Clustering is a challenging field of research where its potential applications pose their own special requirements. The following are typical requirements of clustering in data mining:

  • Scalability: Many clustering algorithms work well on small data sets containing fewer than 200 data objects; however, a large database may contain millions of objects. Clustering on a sample of a given large data set may lead to biased results. Highly scalable clustering algorithms are needed.

     

  • Ability to deal with different types of attributes: Many algorithms are designed to cluster interval-based (numerical) data. However, applications may require clustering other types of data, such as binary, categorical (nominal), and ordinal data, or mixtures of these data types.

     

  • Discovery of clusters with arbitrary shape: Many clustering algorithms determine clusters based on Euclidean or Manhattan distance measures.
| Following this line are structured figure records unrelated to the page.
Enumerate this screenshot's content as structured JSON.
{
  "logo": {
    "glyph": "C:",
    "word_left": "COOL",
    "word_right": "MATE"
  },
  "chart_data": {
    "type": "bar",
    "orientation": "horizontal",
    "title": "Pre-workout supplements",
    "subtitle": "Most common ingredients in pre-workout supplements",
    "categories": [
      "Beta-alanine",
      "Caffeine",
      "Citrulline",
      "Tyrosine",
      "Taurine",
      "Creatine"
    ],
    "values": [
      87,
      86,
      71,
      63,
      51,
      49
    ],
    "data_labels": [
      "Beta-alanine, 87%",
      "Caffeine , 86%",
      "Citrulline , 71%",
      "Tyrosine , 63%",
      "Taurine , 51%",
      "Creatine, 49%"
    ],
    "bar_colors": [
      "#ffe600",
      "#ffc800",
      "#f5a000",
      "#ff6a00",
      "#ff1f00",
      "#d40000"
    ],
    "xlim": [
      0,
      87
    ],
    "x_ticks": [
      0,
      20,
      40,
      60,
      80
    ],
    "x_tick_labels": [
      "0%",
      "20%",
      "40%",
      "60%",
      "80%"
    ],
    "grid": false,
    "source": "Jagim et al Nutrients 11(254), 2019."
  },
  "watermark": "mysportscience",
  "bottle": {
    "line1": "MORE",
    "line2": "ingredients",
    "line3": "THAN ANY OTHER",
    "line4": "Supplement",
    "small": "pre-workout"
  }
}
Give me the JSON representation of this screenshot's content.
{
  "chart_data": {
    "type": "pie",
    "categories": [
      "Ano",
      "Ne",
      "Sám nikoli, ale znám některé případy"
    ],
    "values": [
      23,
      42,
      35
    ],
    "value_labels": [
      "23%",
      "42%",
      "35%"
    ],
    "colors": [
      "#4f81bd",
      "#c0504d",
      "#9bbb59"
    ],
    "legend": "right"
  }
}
Algorithms based on such distance measures tend to find spherical clusters with similar size and density. However, a cluster could be of any shape. It is important to develop algorithms that can detect clusters of arbitrary shape.

     

  • Minimal requirements for domain knowledge to determine input parameters: Many clustering algorithms require users to input certain parameters in cluster analysis (such as the number of desired clusters). The clustering results can be quite sensitive to input parameters. Parameters are often hard to determine, especially for data sets containing high-dimensional objects. This not only burdens users, but also makes the quality of clustering difficult to control.

     

  • Ability to deal with noisy data: Most real-world databases contain outliers or missing, unknown, or erroneous data. Some clustering algorithms are sensitive to such data and may lead to clusters of poor quality.

     

  • Insensitivity to the order of input records: Some clustering algorithms are sensitive to the order of input data; for example, the same set of data, when presented with different orderings to such an algorithm, may generate dramatically different clusters. It is important to develop algorithms that are insensitive to the order of input.

     

  • High dimensionality: A database or a data warehouse can contain several dimensions or attributes. Many clustering algorithms are good at handling low-dimensional data, involving only two to three dimensions. Human eyes are good at judging the quality of clustering for up to three dimensions. It is challenging to cluster data objects in high-dimensional space, especially considering that such data can be very sparse and highly skewed.

     

  • Constraint-based clustering: Real-world applications may need to perform clustering under various kinds of constraints. Suppose that your job is to choose the locations for a given number of new automatic cash-dispensing machines (i.e., ATMs) in a city. To decide upon this, you may cluster households while considering constraints such as the city's rivers and highway networks, and customer requirements per region. A challenging task is to find groups of data with good clustering behavior that satisfy specified constraints.

     

  • Interpretability and usability: Users expect clustering results to be interpretable, comprehensible, and usable. That is, clustering may need to be tied up with specific semantic interpretations and applications. It is important to study how an application goal may influence the selection of clustering methods.